I've seen this article make the rounds in various other places. I don't mean to be rude or too hard on the author, but it's not a good article.
Mostly it's just the same handful of things that maybe 4000 other articles already commented on. There isn't anything new here at all.
The first question is quite absurd to ask as a quiz. All the explanation given is "super basic prototype chain stuff" and, of course, that helps nobody. Because there's nothing to understand about the code, there's nothing to reason about. You either know what .prototype and .__proto__ are or you don't.
The third one's explanation is... not an explanation at all. "It prints out 3 thrice since setTimout [sic] puts that log function to the next macro task queue". Yeah, so what? That's not the reason. The reason is that each log function created shares the same i variable. You can change the var to let and it would work differently. And yet it would still be true that setTimeout "puts that log function to the next macro task queue". So the explanation is wrong.
The fourth one is wrong too. You just have to copy the code and run it. It runs correctly. There's no SyntaxError at all there. If your console is nice enough it will give you a *warning* that there's some unreachable code. But it's only a warning. The code will run and it will log undefined.
The fifth one is just silly. I mean, ok... but that's a stupid quiz to ask your teammates.
The explanation on the last one is... well, I can't say it's wrong but it's really not helpful. All you should do is take the let a = b = 0; statement and explain how that works, which you don't do. You just say "b is a global variable" but you don't explain how or why or where does that come from.
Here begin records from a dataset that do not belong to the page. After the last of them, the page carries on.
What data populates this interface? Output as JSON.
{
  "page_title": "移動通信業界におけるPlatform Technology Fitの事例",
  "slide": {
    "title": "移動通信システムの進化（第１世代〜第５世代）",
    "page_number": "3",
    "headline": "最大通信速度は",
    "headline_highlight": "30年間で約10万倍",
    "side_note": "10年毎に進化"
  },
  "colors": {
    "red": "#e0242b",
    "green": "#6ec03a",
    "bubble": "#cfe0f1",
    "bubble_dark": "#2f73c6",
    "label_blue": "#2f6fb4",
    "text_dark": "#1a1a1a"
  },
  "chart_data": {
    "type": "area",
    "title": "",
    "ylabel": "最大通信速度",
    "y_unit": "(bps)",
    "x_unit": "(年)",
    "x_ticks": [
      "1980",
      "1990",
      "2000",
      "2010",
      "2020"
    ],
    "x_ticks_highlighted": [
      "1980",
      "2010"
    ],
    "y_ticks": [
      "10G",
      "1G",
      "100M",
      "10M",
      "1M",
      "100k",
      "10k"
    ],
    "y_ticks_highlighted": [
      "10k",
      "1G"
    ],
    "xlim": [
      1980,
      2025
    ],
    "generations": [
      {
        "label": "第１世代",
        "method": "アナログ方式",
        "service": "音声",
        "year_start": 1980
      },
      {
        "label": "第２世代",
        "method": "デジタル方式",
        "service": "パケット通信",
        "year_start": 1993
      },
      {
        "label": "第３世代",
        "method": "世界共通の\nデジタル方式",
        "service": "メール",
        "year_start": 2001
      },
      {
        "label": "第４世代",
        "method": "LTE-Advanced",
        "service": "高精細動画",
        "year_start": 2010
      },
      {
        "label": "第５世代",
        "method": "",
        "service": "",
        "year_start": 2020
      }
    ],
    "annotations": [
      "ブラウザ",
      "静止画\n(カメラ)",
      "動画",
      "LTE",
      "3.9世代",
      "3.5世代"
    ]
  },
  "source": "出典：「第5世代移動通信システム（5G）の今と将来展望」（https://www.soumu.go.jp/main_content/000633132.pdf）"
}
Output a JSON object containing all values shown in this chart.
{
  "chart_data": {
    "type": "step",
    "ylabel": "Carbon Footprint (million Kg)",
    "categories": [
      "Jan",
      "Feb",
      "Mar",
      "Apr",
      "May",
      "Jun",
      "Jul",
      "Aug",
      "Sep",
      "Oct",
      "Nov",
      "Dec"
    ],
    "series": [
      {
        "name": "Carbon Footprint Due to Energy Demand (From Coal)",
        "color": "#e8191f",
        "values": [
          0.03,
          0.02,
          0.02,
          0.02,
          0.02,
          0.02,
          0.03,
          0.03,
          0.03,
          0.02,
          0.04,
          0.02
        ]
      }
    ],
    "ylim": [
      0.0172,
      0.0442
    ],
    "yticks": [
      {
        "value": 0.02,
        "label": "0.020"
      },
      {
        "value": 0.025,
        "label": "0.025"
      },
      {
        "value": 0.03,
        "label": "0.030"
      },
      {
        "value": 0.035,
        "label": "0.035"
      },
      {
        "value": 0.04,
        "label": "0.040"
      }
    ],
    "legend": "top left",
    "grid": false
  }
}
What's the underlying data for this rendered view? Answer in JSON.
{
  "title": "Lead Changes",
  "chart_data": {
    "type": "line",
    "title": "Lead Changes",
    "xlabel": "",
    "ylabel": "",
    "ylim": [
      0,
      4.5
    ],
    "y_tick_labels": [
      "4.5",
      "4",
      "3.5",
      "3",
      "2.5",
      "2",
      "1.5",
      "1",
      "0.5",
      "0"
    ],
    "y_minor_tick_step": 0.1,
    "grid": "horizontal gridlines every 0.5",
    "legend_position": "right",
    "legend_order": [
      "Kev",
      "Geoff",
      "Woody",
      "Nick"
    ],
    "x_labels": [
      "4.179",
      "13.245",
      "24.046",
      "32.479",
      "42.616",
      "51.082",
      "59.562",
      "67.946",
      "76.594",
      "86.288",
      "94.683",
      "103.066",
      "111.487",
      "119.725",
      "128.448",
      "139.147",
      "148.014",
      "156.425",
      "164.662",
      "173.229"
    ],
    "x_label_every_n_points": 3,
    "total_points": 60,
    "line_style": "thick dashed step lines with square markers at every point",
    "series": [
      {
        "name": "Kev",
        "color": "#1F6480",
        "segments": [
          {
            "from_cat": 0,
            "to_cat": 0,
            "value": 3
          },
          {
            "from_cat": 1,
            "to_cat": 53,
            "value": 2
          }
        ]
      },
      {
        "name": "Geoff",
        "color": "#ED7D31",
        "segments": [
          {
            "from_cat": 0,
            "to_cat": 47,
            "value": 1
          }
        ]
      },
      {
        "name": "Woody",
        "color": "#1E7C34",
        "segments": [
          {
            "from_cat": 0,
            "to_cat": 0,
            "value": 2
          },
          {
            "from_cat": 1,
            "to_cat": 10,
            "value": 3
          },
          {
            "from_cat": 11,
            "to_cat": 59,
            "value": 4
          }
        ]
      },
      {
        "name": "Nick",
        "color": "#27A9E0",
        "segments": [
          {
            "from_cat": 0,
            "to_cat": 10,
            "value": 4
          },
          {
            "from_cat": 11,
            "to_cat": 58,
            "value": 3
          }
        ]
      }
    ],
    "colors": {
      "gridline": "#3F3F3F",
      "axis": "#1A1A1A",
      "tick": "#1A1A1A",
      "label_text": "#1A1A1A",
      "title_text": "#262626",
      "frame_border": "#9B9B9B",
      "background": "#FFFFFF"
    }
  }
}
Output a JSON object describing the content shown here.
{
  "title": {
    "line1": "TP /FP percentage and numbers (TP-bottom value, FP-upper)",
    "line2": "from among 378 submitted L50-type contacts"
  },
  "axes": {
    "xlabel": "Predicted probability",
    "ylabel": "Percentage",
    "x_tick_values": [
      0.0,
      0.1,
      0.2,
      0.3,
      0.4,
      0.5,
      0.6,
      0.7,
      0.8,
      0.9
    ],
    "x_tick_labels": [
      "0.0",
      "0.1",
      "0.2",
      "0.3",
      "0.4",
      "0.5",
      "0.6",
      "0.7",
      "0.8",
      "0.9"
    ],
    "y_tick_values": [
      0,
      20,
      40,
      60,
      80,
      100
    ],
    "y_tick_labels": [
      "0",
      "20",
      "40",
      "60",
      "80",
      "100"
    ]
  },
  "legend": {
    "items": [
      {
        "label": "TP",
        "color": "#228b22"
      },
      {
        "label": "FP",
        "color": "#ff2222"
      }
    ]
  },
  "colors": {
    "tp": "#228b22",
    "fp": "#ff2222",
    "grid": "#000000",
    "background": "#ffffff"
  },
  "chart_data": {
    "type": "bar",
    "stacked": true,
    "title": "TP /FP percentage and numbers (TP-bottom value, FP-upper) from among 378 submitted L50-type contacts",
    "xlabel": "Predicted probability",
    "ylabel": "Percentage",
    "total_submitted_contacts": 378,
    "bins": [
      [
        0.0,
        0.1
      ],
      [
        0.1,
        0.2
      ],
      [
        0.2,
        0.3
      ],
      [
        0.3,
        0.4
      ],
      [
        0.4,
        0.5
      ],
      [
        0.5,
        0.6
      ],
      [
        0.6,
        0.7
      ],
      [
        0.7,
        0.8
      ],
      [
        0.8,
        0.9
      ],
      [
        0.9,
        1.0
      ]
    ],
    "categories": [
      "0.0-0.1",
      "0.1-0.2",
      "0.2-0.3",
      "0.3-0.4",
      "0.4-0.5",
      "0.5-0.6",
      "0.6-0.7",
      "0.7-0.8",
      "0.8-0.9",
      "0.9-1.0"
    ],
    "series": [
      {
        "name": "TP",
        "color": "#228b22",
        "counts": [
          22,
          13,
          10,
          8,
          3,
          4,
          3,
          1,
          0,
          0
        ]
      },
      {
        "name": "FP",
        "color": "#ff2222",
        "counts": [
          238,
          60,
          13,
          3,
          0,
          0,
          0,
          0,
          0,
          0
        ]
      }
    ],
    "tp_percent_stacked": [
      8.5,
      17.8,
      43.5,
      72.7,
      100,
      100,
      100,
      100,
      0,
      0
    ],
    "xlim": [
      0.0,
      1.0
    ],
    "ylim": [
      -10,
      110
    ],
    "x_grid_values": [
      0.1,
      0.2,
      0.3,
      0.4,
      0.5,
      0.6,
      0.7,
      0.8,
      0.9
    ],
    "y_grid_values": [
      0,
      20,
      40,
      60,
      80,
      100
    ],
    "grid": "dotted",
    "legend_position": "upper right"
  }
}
So for the only detail that could need an explanation, you don't explain it.
All in all, I don't think this is an article one should be sending around everywhere.
Might seem fun or stupid reading stiff like this in spare time.
But I actually turned down a job offer once because they made tests similar to these. I actually did quite well, but when I asked why the f**k we're doing this, and the guy said something like "well this stuff happens in real code all the time, and a good programmer should be able to spot it"... Well. I believe he even said an "intelligent" programmer should spot it.
With at least somewhat decent developers, stuff like this does _not_ happen.
And if it actually does happen in a company or team, then i surely wouldn't want to work there :) But I'm pretty sure such tests or quizzes do not reveal much about a developer's quality in real software life.